Dr. Tymieniecka believes that Wojtyła’s conservative Polish friends, including Dr. Wanda Półtawska who tried to influence his views about the United States, had a very limited knowledge of life in America. Dr. Tymieniecka had been friends with Dr. Wanda Półtawska’s husband and visited the couple in Kraków before Dr. Półtawski questioned her translation of Wojtyła’s book, which caused a temporary rift in her friendship with John Paul II. They eventually reconciled.

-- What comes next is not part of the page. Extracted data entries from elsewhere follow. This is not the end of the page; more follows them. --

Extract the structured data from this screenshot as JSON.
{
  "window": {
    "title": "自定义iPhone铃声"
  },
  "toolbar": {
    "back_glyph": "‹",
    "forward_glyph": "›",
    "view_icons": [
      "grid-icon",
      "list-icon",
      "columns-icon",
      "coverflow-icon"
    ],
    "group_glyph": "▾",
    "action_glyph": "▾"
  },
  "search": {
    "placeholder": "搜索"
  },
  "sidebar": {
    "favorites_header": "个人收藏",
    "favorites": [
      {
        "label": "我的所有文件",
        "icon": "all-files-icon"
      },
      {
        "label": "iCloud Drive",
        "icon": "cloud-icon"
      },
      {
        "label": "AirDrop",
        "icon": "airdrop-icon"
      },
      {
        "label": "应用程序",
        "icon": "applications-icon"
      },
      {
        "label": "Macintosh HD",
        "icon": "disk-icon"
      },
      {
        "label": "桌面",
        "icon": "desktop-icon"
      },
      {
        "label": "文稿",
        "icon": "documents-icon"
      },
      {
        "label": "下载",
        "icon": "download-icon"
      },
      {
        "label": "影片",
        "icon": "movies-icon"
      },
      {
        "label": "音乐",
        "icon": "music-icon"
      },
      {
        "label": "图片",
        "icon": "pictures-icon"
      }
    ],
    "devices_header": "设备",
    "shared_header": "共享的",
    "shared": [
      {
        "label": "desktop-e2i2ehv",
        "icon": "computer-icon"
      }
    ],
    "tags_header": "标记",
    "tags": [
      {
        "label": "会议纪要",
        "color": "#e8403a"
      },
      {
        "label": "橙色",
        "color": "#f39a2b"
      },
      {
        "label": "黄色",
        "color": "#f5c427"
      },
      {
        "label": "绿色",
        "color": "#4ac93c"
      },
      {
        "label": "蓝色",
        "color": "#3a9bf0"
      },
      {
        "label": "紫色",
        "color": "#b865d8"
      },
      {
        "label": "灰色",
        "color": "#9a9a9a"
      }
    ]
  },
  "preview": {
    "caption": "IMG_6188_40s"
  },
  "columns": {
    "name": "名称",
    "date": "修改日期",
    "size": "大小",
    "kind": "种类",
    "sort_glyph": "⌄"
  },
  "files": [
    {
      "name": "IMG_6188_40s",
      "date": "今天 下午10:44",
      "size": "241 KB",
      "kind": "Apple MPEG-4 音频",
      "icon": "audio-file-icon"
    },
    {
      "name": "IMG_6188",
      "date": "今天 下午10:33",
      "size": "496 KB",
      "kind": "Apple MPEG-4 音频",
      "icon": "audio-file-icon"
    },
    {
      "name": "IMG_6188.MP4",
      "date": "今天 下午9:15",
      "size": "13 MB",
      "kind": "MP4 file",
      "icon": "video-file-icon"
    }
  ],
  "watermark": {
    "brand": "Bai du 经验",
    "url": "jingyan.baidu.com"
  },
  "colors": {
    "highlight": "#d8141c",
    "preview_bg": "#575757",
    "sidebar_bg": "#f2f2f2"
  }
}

Of the two women, Dr. Wanda Półtawska had a much closer professional relationship with the pope. As a psychiatrist, she was his primary advisor in Poland on women’s issues and natural methods of birth control. Her own experiences as a medial “human guinea pig” at the Nazi Ravensbrück concentration camp and her work after the war as a psychiatrist with Auschwitz survivors turned her into a strong opponent of abortion, which she viewed as the mass murder of the innocent. According to some Polish sources, she had provided Cardinal Wojtyła with her analysis of birth control issues, which he reportedly shared with Pope Paul VI. According to some Polish sources, some of Dr. Półtawska’s analysis was incorporated into Pope Paul VI’s anti-contraception encyclical Humanae vitae (1968), which alienated millions of Catholic women, but which Pope John Paul II always strongly supported while also trying with Dr. Półtawska’s help to teach Polish women natural birth control methods in centers established his old archdiocese.
Dr. Tymieniecka, who did not share all of John Paul’s ideas on birth control (she agreed with him on most other moral and religious issues) told me that it would have been very unlikely Cardinal Wojtyła would have passed on to Pope Paul VI Dr. Półtawska’s materials on birth control. She conceded that he might have discussed the issue with Dr. Półtawska and that she was certainly actively involved in running his birth control and marriage counseling programs, but as a serious scholar—according to Dr. Tymieniecka—he would have reached out to a number of academic experts before submitting any written materials to Paul VI. But since she admitted that she had not discussed this topic with Wojtyła and was not interested in it, the accounts of Dr. Półtawska’s crucial involvement with Paul VI’s birth control encyclical still seem highly credible. However, Dr. Tymieniecka’s observation that Dr. Półtawska would not have been the only person consulted by Wojtyła on this issue is true. She was only one of several members of the commission established by Wojtyła in Kraków to advise him on the birth control controversy, but her access to him and her influence were significant.
The reality of life in communist-ruled Poland and Cardinal Wojtyła’s daily concerns were quite different than what most media presented with their phony “love story.” Had there been any real romantic affairs with women during Wojtyła’s years as a priest and bishop in Poland, the communist secret police, who kept him under close surveillance, would have probably known about them and would not have had to resort to forgery, provocations and assaults on Catholic priests. Communist regime officers and agents even inquired about such things as to who was buying his underwear, but they were never able to find anything compromising about Karol Wojtyła’s personal behavior.